La carrière scientifique de Paul Duvigneaud témoigne d'une page importante de l'histoire des sciences naturelles en Belgique. Lichénologue et phytosociologue, il fut un des pionniers de l'écologie et le fondateur de l'écologie urbaine. Il a joué un rôle essentiel dans l’exploration botanique du Congo méridional.
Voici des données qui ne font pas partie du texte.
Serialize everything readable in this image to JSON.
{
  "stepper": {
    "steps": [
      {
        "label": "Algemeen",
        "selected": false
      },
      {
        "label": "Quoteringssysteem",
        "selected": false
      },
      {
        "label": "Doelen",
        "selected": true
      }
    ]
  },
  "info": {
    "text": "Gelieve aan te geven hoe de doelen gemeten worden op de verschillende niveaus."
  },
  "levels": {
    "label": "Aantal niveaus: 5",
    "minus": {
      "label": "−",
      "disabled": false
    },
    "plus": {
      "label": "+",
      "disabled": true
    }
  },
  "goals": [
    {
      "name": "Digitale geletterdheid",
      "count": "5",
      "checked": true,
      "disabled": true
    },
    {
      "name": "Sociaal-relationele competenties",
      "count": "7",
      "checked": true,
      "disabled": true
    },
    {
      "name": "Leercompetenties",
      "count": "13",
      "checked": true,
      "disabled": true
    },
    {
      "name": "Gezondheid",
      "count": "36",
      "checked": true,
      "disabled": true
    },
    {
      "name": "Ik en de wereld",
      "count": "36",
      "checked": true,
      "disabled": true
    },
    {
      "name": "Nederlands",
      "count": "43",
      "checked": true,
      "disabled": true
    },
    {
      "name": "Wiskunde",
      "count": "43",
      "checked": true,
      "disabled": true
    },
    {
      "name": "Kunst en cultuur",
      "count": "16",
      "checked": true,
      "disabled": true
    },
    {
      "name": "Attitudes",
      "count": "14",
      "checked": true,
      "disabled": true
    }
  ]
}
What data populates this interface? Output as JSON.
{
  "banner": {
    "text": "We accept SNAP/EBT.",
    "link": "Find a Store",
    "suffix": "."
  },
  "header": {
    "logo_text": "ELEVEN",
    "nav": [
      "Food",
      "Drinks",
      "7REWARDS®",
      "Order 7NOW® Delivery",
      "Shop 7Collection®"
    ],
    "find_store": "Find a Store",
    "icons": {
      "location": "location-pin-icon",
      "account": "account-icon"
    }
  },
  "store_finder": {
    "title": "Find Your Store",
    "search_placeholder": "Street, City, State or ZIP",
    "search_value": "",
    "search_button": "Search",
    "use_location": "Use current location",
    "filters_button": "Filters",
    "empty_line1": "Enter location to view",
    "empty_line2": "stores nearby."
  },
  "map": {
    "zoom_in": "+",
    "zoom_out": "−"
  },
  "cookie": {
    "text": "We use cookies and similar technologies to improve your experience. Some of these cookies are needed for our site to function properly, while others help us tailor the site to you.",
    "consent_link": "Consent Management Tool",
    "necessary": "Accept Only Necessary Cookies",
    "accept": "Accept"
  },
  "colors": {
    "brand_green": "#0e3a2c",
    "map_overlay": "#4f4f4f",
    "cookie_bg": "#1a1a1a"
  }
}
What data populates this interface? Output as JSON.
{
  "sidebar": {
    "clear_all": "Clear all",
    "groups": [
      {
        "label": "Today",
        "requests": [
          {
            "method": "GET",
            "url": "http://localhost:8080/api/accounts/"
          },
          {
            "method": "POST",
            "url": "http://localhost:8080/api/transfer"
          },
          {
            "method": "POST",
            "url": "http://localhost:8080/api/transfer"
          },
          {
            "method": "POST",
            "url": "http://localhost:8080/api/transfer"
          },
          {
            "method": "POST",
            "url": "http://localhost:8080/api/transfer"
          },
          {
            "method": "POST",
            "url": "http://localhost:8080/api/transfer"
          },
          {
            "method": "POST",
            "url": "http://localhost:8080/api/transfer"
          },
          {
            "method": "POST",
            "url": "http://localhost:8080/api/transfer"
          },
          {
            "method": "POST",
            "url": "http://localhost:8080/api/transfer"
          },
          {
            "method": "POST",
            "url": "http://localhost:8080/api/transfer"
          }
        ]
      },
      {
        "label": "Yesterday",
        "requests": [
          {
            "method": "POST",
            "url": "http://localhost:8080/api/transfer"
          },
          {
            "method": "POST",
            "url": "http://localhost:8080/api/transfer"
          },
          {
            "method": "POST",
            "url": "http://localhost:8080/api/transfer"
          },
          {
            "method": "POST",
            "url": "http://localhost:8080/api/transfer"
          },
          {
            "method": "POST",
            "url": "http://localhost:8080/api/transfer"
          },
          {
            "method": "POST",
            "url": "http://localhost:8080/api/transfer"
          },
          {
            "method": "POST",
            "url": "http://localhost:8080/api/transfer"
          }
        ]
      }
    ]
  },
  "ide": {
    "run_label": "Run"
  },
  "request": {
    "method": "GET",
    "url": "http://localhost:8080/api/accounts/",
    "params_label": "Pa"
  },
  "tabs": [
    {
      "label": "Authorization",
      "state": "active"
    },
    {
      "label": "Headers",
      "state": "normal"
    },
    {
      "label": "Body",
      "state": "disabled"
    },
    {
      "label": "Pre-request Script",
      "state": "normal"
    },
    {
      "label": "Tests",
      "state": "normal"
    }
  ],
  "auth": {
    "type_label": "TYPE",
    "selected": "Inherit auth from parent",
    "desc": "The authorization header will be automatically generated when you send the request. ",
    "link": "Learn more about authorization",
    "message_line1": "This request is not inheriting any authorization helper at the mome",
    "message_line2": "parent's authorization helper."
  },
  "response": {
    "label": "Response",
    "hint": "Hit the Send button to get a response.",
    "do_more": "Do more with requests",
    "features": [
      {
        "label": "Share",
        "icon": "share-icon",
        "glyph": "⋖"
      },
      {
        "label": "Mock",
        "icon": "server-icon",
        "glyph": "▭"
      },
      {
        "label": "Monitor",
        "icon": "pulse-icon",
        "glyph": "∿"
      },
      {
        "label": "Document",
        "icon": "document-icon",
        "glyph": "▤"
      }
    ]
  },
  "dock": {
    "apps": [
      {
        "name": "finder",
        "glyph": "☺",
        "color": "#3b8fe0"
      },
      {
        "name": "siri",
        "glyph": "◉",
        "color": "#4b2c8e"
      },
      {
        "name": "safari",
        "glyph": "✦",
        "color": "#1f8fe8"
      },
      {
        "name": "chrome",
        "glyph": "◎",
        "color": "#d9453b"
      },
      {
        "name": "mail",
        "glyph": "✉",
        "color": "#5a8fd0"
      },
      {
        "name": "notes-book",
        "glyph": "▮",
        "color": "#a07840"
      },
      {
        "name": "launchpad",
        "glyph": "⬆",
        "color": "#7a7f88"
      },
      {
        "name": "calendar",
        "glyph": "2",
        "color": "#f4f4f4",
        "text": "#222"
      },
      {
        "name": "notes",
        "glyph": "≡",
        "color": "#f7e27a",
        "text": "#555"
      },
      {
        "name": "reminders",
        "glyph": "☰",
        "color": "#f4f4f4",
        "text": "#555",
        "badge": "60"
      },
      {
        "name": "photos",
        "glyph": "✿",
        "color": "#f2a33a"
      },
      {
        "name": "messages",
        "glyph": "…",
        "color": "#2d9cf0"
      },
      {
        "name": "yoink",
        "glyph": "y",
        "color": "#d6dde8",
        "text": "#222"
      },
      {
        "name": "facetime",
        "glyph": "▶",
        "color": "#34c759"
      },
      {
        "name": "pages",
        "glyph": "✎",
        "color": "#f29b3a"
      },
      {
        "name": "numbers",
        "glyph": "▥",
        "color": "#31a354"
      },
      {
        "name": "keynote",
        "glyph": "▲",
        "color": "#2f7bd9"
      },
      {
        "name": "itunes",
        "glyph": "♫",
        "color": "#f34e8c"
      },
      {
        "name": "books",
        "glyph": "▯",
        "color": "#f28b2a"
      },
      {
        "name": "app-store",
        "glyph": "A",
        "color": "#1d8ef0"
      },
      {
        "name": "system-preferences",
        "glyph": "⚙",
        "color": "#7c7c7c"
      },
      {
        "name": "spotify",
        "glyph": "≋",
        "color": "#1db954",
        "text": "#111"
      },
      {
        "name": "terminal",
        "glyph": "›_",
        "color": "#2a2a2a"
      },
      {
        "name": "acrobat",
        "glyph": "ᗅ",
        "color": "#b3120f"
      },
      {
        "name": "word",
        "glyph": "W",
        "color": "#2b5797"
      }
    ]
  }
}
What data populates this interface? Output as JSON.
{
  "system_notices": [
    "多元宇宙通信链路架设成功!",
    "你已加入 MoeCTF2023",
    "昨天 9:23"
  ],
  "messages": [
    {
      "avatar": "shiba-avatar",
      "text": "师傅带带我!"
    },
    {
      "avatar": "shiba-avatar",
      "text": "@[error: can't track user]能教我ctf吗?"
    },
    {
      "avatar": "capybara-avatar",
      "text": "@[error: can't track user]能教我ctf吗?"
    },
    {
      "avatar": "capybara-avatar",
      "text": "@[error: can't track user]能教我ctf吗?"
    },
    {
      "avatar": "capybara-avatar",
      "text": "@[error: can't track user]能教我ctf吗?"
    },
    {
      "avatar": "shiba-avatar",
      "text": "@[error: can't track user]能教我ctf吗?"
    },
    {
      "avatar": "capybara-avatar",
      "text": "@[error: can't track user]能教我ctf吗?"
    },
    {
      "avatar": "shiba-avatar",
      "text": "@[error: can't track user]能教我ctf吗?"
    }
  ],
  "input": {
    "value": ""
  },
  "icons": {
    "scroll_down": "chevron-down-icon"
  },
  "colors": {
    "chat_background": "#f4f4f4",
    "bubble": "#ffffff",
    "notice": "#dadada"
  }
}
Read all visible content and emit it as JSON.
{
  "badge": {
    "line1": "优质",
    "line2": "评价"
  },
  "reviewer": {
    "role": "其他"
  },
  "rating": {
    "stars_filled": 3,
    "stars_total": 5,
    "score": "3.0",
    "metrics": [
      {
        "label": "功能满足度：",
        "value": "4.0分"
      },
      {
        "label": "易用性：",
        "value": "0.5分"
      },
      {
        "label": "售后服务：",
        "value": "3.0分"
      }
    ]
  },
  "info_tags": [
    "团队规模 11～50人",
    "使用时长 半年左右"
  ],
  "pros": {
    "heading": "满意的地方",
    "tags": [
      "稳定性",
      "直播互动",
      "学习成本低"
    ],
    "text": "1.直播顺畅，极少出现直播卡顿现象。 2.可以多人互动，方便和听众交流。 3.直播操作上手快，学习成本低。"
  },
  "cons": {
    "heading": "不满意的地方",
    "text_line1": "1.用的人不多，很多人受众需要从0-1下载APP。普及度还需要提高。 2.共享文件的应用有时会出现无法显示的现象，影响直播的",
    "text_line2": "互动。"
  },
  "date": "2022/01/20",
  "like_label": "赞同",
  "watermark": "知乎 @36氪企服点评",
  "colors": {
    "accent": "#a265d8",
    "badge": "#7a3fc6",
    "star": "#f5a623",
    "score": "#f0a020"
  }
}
En 1948, Paul Duvigneaud réalise ce qui reste, encore aujourd’hui, une des missions les plus fructueuses de toute l'histoire de l'exploration botanique du Congo. En neuf mois, traversant le pays depuis l’océan Atlantique jusqu'à la frontière orientale du Katanga, il étudie pratiquement tous les grands types de végétation du Congo méridional. Il constitue une collection de cent mille échantillons d'herbier. Trois autres missions, de plus courte durée au Katanga (1956, 1957, 1960), viendront compléter cette collection exceptionnelle, déposée à l’ULB. Paul Duvigneaud pousse à un haut degré de perfection l'approche géobotanique classique. Sur le terrain, l’étude d'un site comprend des notes décrivant le paysage, le sol, des listes d'espèces, des croquis de structure de la végétation et du paysage. Ces notes sont accompagnées de photos, d'échantillons d'herbier et d'échantillons de sol. Ce matériel va alimenter les recherches de Paul Duvigneaud pendant plus de quinze ans, aboutissant à plus de cinquante publications. Il y développe une approche très intégrative de la végétation, combinant la taxonomie, la biogéographie, les relations plantes-sols. Il s‘intéresse tout spécialement à la végétation des affleurements cupro-cobaltifères du Katanga, qu’il sera le premier à décrire en détail. Il livre en 1963 un de ses travaux les plus aboutis, « Cuivre et végétation au Katanga ». Il décrira plus de trois cents taxons nouveaux pour la science. Il participe activement à la rédaction de la Flore d’Afrique centrale et de Flora Zambesiaca, traitant des groupes réputés difficiles (Monotes, Cryptosepalum, Humularia, etc.).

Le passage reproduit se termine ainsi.